Einwenden mag man, dass ohne regionalisierte Ausschreibungen einzelne Bundesländer gerade im Süden Deutschlands ihre selbst gesetzten Erneuerbaren-Ziele nicht erreichen können. Dann stellt sich jedoch die Frage, warum die von den Ländern gesetzten Ziele überhaupt maßgeblich für die bundesweite Verteilung der Windenergie sein sollten. Natürlich können die Länderziele durchaus legitime regionale Kosten- und Nutzenerwägungen des Windenergieausbaus widerspiegeln (etwa Überlegungen hinsichtlich regionaler Wertschöpfung, regionaler Schutzinteressen von Mensch und Umwelt, die nur regional angemessen bewertet werden können, Präferenzen für regionalen Klimaschutz).

Diese stehen aber potenziell in Konkurrenz zueinander und zu Erwägungen, die über die Ländergrenzen hinausgehen.

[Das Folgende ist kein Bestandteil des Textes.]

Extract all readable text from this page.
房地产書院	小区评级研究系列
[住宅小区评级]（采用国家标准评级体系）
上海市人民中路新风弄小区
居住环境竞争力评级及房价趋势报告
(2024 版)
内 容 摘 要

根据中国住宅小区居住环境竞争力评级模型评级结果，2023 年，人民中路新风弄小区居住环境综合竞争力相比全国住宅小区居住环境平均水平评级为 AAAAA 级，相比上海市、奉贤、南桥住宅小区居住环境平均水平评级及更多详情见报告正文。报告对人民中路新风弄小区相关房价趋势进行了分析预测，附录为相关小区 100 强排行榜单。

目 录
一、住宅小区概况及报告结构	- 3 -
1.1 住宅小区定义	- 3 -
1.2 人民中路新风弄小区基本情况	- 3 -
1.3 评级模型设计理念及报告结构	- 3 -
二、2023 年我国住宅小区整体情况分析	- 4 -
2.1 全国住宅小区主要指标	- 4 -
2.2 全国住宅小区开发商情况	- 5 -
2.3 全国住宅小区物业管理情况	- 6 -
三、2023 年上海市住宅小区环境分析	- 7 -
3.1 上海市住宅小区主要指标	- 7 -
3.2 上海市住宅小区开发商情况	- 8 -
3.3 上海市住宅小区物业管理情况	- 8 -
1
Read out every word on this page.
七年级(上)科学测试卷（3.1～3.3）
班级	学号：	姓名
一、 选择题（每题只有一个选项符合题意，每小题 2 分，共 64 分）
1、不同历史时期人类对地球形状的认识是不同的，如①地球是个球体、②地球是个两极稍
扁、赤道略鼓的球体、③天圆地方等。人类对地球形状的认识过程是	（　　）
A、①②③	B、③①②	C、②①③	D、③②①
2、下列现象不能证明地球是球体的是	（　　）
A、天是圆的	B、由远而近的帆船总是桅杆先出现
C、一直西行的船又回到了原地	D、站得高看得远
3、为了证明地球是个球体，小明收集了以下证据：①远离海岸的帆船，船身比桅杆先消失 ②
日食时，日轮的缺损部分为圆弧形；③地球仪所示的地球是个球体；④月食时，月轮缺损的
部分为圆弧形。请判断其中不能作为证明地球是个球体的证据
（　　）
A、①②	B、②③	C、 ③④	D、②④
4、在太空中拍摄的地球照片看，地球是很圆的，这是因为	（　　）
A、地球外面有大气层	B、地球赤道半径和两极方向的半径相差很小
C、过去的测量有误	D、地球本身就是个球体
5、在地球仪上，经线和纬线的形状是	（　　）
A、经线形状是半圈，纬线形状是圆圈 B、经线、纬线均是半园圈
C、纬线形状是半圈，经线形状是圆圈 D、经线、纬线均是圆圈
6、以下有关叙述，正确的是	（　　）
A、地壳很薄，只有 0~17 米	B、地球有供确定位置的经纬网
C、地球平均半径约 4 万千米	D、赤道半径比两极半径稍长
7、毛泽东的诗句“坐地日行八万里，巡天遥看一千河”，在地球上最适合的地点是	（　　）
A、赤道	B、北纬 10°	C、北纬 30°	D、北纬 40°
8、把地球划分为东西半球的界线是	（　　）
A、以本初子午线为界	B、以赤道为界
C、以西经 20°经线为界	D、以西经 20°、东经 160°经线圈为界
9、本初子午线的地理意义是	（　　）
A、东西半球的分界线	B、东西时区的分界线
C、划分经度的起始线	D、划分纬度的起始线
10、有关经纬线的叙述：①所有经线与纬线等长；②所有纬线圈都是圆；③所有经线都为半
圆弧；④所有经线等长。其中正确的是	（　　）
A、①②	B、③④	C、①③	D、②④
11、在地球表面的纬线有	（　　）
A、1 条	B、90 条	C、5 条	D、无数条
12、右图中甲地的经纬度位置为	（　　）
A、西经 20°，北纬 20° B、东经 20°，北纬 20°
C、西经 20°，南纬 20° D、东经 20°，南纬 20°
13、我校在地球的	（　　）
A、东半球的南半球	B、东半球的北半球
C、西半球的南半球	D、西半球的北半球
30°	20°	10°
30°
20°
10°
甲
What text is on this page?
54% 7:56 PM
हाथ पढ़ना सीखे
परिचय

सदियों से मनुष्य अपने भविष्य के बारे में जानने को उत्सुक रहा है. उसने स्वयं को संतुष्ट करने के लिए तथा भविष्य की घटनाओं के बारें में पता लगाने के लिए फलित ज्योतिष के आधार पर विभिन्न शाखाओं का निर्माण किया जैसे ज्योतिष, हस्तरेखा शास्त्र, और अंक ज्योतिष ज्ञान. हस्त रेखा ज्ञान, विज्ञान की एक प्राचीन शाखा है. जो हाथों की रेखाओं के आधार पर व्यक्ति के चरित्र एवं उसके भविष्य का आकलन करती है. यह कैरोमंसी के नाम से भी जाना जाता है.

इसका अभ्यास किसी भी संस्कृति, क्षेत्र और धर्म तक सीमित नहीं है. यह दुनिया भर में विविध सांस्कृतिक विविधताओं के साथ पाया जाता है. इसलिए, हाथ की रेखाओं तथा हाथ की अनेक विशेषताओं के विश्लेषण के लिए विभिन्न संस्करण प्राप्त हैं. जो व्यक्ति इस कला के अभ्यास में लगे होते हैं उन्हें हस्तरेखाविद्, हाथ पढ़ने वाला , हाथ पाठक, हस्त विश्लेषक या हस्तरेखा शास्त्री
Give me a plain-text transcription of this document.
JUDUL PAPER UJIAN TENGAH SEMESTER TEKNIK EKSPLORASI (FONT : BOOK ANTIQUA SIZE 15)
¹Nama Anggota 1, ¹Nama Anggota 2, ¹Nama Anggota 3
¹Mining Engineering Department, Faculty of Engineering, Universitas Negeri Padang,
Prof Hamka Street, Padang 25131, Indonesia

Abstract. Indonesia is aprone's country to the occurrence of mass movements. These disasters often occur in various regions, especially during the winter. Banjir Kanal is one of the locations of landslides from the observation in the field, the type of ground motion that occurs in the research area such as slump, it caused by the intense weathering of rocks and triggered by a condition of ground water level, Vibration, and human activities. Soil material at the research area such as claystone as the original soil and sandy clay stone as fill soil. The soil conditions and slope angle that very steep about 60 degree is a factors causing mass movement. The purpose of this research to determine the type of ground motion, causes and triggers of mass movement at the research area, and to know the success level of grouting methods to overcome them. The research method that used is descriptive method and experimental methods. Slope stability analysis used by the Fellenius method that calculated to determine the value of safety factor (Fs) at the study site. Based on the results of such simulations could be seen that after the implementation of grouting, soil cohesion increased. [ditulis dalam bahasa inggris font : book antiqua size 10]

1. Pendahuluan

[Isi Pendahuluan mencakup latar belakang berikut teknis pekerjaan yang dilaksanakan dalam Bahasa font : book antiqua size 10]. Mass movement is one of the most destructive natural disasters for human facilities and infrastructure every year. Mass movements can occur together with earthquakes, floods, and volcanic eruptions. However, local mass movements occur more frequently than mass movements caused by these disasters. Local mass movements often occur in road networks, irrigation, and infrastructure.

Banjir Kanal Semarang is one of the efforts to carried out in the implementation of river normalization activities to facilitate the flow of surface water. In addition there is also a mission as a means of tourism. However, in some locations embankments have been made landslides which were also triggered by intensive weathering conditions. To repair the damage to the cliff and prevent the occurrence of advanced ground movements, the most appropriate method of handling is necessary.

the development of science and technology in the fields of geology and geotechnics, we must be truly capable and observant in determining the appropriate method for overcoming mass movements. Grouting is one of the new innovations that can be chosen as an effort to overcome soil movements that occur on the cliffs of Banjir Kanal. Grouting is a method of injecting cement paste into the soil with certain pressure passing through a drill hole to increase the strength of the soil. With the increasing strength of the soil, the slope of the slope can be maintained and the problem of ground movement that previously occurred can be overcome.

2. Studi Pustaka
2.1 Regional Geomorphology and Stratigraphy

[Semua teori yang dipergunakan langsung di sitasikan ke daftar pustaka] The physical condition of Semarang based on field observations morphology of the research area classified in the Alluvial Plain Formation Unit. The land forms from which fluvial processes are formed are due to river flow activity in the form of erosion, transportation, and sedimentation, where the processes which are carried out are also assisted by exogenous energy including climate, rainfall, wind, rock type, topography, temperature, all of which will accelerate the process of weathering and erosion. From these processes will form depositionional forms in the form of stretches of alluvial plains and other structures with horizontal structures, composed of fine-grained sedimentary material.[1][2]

So spielt eine unter Windhöffigkeit oder Netzintegration bundesweit optimierte räumliche Verteilung der Windenergie bei der Festlegung der Länderziele wohl eine eher untergeordnete Rolle. Gerade diese Kriterien müssen aber auch maßgeblich sein für die Ausgestaltung bundesweiter energiepolitischer Maßnahmen, wie die EEG-Ausschreibungen. Gewisse Reibungen zwischen den bundesweiten EEG-Ausschreibungen und der Länderpolitik sind damit unvermeidbar – sind sie doch schlicht Ergebnis von parallelen politischen Abwägungen auf unterschiedlichen räumlichen Skalen (Bundesebene vs. Landesebene). Die Forderung, dass die Bundespolitik die Erreichung von Länderausbauzielen für Windenergie in vollem Umfang gewährleisten muss, kann vor diesem Hintergrund ökonomisch jedenfalls nicht begründet werden.

Mehr Akzeptanz durch regionalisierte Ausschreibungen für die Windenergie?

Darüber hinaus kann in Frage gestellt werden, ob mit einer regionalisierten Ausschreibung der Akzeptanz des Windenergieausbaus unbedingt ein Dienst erwiesen wird. Zwar kann sie zu einer regional gleichmäßigeren Verteilung von lokalen Kosten und Nutzen des Windenergieausbaus führen. Insoweit das als gerechter verstanden wird, kann sich die Akzeptanz der Energiewende insgesamt tatsächlich erhöhen (es sind aber auch andere Gerechtigkeitsvorstellungen denkbar).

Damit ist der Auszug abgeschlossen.